Last week Amazon released Jeff Bezos’ letter to shareholders and for the first time announced the size of its Prime membership: 100 Million. That’s right, 100 Million customers who contribute nearly $10 Billion annually to Amazon solely in membership fees.
For a long time, we have admired Amazon and studied the company, especially its impact on customers and the marketplace. It’s an ongoing topic of our proprietary research study and also served as part of the inspiration and recognition that it’s time for something very different in terms of loyalty marketing.
We interchangeably refer to this next evolution in customer loyalty marketing as Loyalty 3.0, Amazonification and Loyalty-Infused CX (customer experience). In a sentence, we define this simply: pay attention to customers and act accordingly.

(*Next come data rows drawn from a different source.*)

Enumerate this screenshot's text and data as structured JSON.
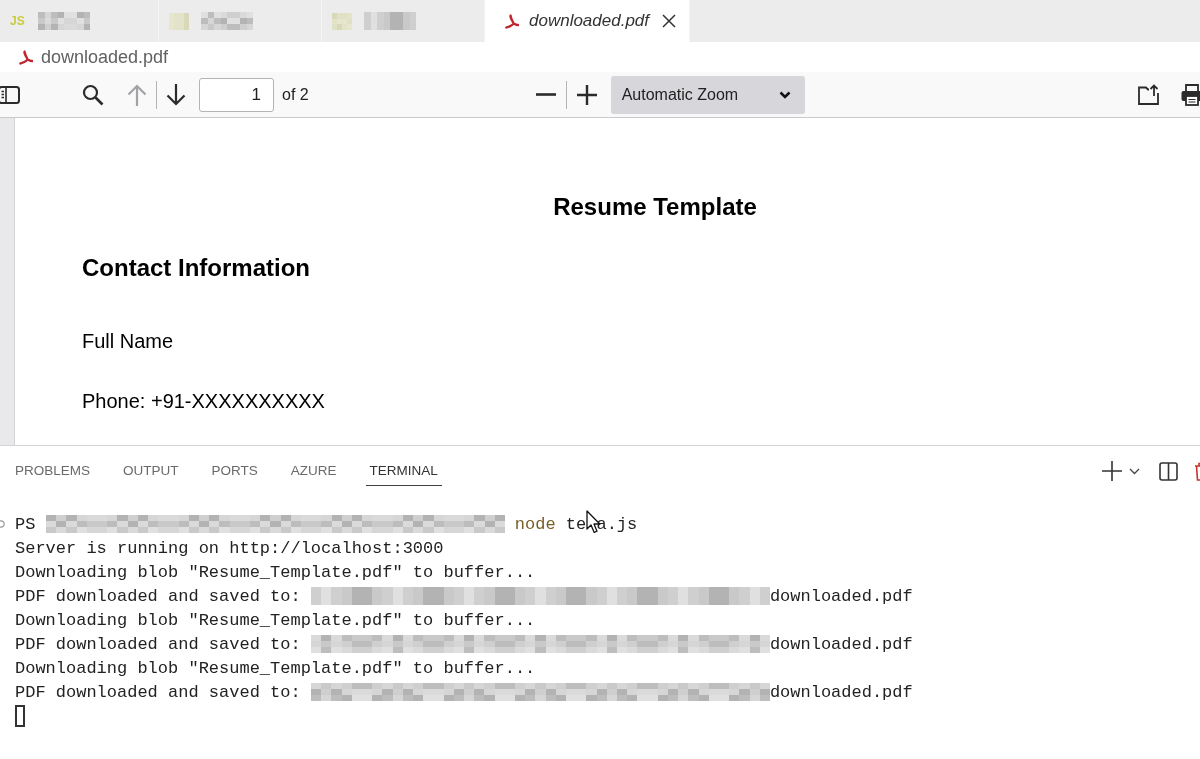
{
  "editor_tabs": [
    {
      "kind": "js",
      "icon_text": "JS",
      "selected": false
    },
    {
      "kind": "file",
      "selected": false
    },
    {
      "kind": "file",
      "selected": false
    },
    {
      "kind": "pdf",
      "label": "downloaded.pdf",
      "selected": true
    }
  ],
  "breadcrumb": {
    "label": "downloaded.pdf"
  },
  "pdf_toolbar": {
    "previous_page_disabled": true,
    "next_page_disabled": false,
    "page_number": "1",
    "page_count": "of 2",
    "zoom": "Automatic Zoom"
  },
  "document": {
    "title": "Resume Template",
    "heading": "Contact Information",
    "paragraphs": [
      "Full Name",
      "Phone: +91-XXXXXXXXXX"
    ]
  },
  "panel": {
    "tabs": [
      {
        "label": "PROBLEMS",
        "selected": false
      },
      {
        "label": "OUTPUT",
        "selected": false
      },
      {
        "label": "PORTS",
        "selected": false
      },
      {
        "label": "AZURE",
        "selected": false
      },
      {
        "label": "TERMINAL",
        "selected": true
      }
    ]
  },
  "terminal": {
    "lines": [
      {
        "kind": "prompt",
        "prompt": "PS",
        "command": "node",
        "argument_start": "te",
        "argument_end": "a.js"
      },
      {
        "kind": "output",
        "text": "Server is running on http://localhost:3000"
      },
      {
        "kind": "output",
        "text": "Downloading blob \"Resume_Template.pdf\" to buffer..."
      },
      {
        "kind": "saved",
        "text": "PDF downloaded and saved to:",
        "file": "downloaded.pdf"
      },
      {
        "kind": "output",
        "text": "Downloading blob \"Resume_Template.pdf\" to buffer..."
      },
      {
        "kind": "saved",
        "text": "PDF downloaded and saved to:",
        "file": "downloaded.pdf"
      },
      {
        "kind": "output",
        "text": "Downloading blob \"Resume_Template.pdf\" to buffer..."
      },
      {
        "kind": "saved",
        "text": "PDF downloaded and saved to:",
        "file": "downloaded.pdf"
      },
      {
        "kind": "cursor"
      }
    ]
  }
}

Amazonification is directly reflective of the company’s influence on customers. Given that there are 100 million of them that pay to do business with Amazon, it conveys the relativity that is important for nearly every other brand in the US and the rest of the world. Our research underscores this influence and reveals that Prime members have higher expectations, higher levels of engagement and higher value. They also have higher levels of loyalty, as the Prime retention rate has hovered around 95%.
If you are a brand leader, an aspiring challenger or anything other than an intentional laggard (those do exist!), it is essential that you understand what has made Amazon great. While the lessons are many (more to come in subsequent writings), here are the fundamentals:
- Leadership matters. Bezos has been unwavering in Amazon’s commitment (loyalty) to customers. Since Day 1. And as he closes this year’s letter, “It remains Day 1.”

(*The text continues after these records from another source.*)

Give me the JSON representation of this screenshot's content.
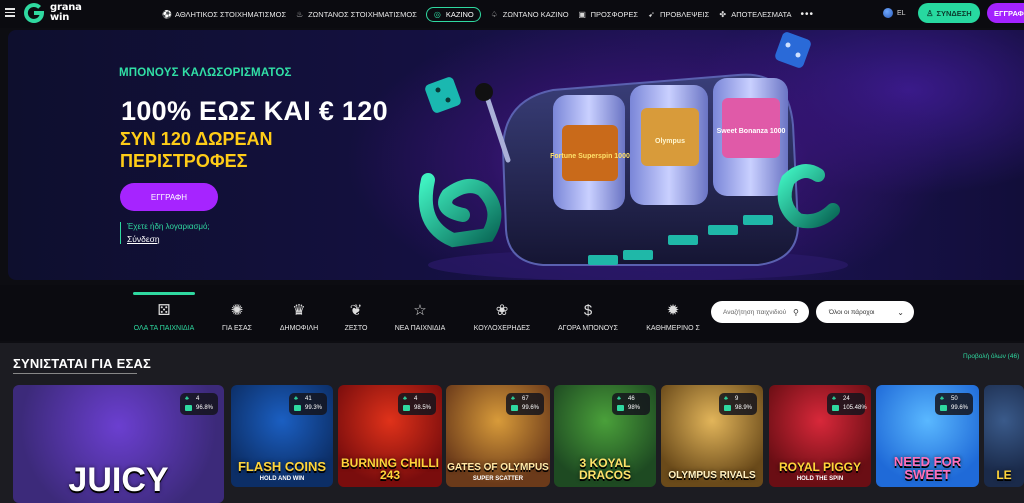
{
  "header": {
    "logo_line1": "grana",
    "logo_line2": "win",
    "nav": [
      {
        "label": "ΑΘΛΗΤΙΚΟΣ ΣΤΟΙΧΗΜΑΤΙΣΜΟΣ",
        "icon": "soccer-ball-icon"
      },
      {
        "label": "ΖΩΝΤΑΝΟΣ ΣΤΟΙΧΗΜΑΤΙΣΜΟΣ",
        "icon": "flame-icon"
      },
      {
        "label": "ΚΑΖΙΝΟ",
        "icon": "casino-chip-icon",
        "active": true
      },
      {
        "label": "ΖΩΝΤΑΝΟ ΚΑΖΙΝΟ",
        "icon": "live-casino-icon"
      },
      {
        "label": "ΠΡΟΣΦΟΡΕΣ",
        "icon": "gift-icon"
      },
      {
        "label": "ΠΡΟΒΛΕΨΕΙΣ",
        "icon": "cursor-icon"
      },
      {
        "label": "ΑΠΟΤΕΛΕΣΜΑΤΑ",
        "icon": "trophy-icon"
      }
    ],
    "more": "•••",
    "language": "EL",
    "login_label": "ΣΥΝΔΕΣΗ",
    "register_label": "ΕΓΓΡΑΦ"
  },
  "hero": {
    "kicker": "ΜΠΟΝΟΥΣ ΚΑΛΩΣΟΡΙΣΜΑΤΟΣ",
    "title": "100% ΕΩΣ ΚΑΙ € 120",
    "subtitle": "ΣΥΝ 120 ΔΩΡΕΑΝ ΠΕΡΙΣΤΡΟΦΕΣ",
    "cta": "ΕΓΓΡΑΦΗ",
    "account_question": "Έχετε ήδη λογαριασμό;",
    "account_link": "Σύνδεση",
    "reels": [
      "Fortune Superspin 1000",
      "Olympus",
      "Sweet Bonanza 1000"
    ]
  },
  "categories": [
    {
      "label": "ΟΛΑ ΤΑ ΠΑΙΧΝΙΔΙΑ",
      "icon": "dice-icon",
      "glyph": "⚄",
      "active": true
    },
    {
      "label": "ΓΙΑ ΕΣΑΣ",
      "icon": "for-you-icon",
      "glyph": "✺"
    },
    {
      "label": "ΔΗΜΟΦΙΛΗ",
      "icon": "crown-icon",
      "glyph": "♛"
    },
    {
      "label": "ΖΕΣΤΟ",
      "icon": "chili-icon",
      "glyph": "❦"
    },
    {
      "label": "ΝΕΑ ΠΑΙΧΝΙΔΙΑ",
      "icon": "star-icon",
      "glyph": "☆"
    },
    {
      "label": "ΚΟΥΛΟΧΕΡΗΔΕΣ",
      "icon": "cherries-icon",
      "glyph": "❀"
    },
    {
      "label": "ΑΓΟΡΑ ΜΠΟΝΟΥΣ",
      "icon": "money-bag-icon",
      "glyph": "$"
    },
    {
      "label": "ΚΑΘΗΜΕΡΙΝΟ Σ",
      "icon": "daily-drop-icon",
      "glyph": "✹"
    }
  ],
  "search": {
    "placeholder": "Αναζήτηση παιχνιδιού"
  },
  "provider_filter": {
    "value": "Όλοι οι πάροχοι"
  },
  "section": {
    "title": "ΣΥΝΙΣΤΑΤΑΙ ΓΙΑ ΕΣΑΣ",
    "see_all": "Προβολή όλων (46)"
  },
  "games": [
    {
      "title": "JUICY",
      "players": "4",
      "rtp": "96.8%",
      "bg1": "#3c2a7a",
      "bg2": "#6b3fd0",
      "title_color": "#ffffff"
    },
    {
      "title": "FLASH COINS",
      "sub": "HOLD AND WIN",
      "players": "41",
      "rtp": "99.3%",
      "bg1": "#0c2e66",
      "bg2": "#1b5fc2",
      "title_color": "#ffd43a"
    },
    {
      "title": "BURNING CHILLI 243",
      "players": "4",
      "rtp": "98.5%",
      "bg1": "#7a0d0d",
      "bg2": "#e0321a",
      "title_color": "#ffd43a"
    },
    {
      "title": "GATES OF OLYMPUS",
      "sub": "SUPER SCATTER",
      "players": "67",
      "rtp": "99.6%",
      "bg1": "#6b3a1a",
      "bg2": "#d89b3a",
      "title_color": "#ffe9a8"
    },
    {
      "title": "3 KOYAL DRACOS",
      "players": "46",
      "rtp": "98%",
      "bg1": "#1e4a22",
      "bg2": "#4aa03a",
      "title_color": "#ffe26a"
    },
    {
      "title": "OLYMPUS RIVALS",
      "players": "9",
      "rtp": "98.9%",
      "bg1": "#6a4a1a",
      "bg2": "#e2b55a",
      "title_color": "#fff1c2"
    },
    {
      "title": "ROYAL PIGGY",
      "sub": "HOLD THE SPIN",
      "players": "24",
      "rtp": "105.48%",
      "bg1": "#6a0e14",
      "bg2": "#d8283a",
      "title_color": "#ffd43a"
    },
    {
      "title": "NEED FOR SWEET",
      "players": "50",
      "rtp": "99.6%",
      "bg1": "#1f6ad8",
      "bg2": "#5ab8ff",
      "title_color": "#ff6fb8"
    },
    {
      "title": "LE",
      "bg1": "#1a2a4a",
      "bg2": "#3a5a8a",
      "title_color": "#ffd43a"
    }
  ],
  "colors": {
    "accent_green": "#2fd9a0",
    "accent_purple": "#a624ff",
    "promo_yellow": "#ffcc17"
  }
}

- Obsess about Customers. From Day 1, and the company’s first letter to shareholders in 1997, this has been the case. This unwavering commitment is exemplified in this, one of our favorite Bezos quotes: “If you're competitor-focused, you have to wait until there is a competitor doing something. Being customer-focused allows you to be more pioneering.”
- Complacency is death. It is essential to be fundamentally disenchanted with the status quo, and the current state. Customers feel this way (I certainly do!) and if you as a brand leader fail to recognize this, then you will lose.

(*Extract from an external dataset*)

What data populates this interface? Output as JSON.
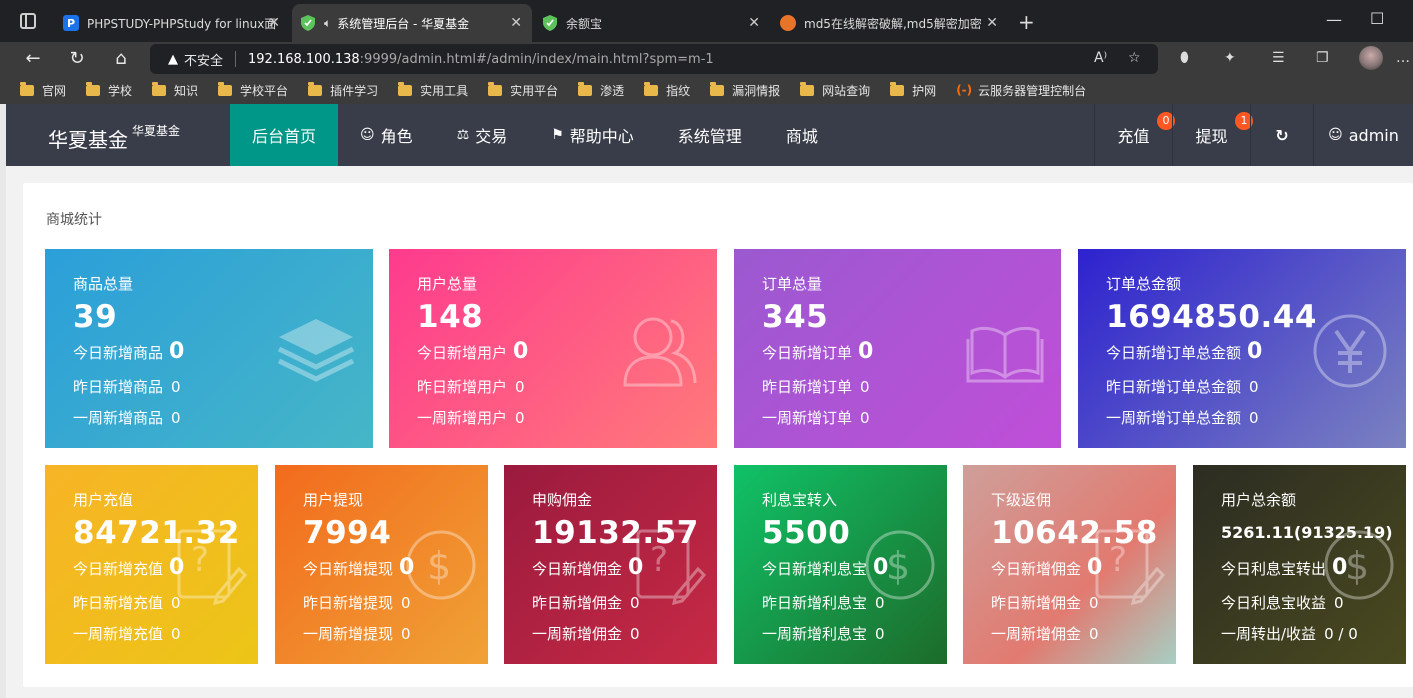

- High standards. Quality matters, in general and to customers, who consider quality, along with price, table stakes. If you don’t hold yourself and your team and your business to such standards, customers will disengage.
- Maintain a long-term focus. Amazon did not become among the most valuable companies in the world overnight, but rather over more than two decades. It has made decisions that prioritized long-term value over short-term gains and that steadfastness, coupled with the factors above and others, make it great, consistently.
It's easy to pretend that Amazon is not relevant to your business. We hear it all the time, usually in the form of people being “human focus groups” and lamenting that they “don’t shop there”, aren’t in retail, or aren’t a digital brand. This myopic perspective increasingly means you will fail to be relevant, engaging or valuable for your customers.
In true Amazon form, Bezos’ letter to shareholders is as transparent as always. It is Day 1 for Amazon. What day is it for your business?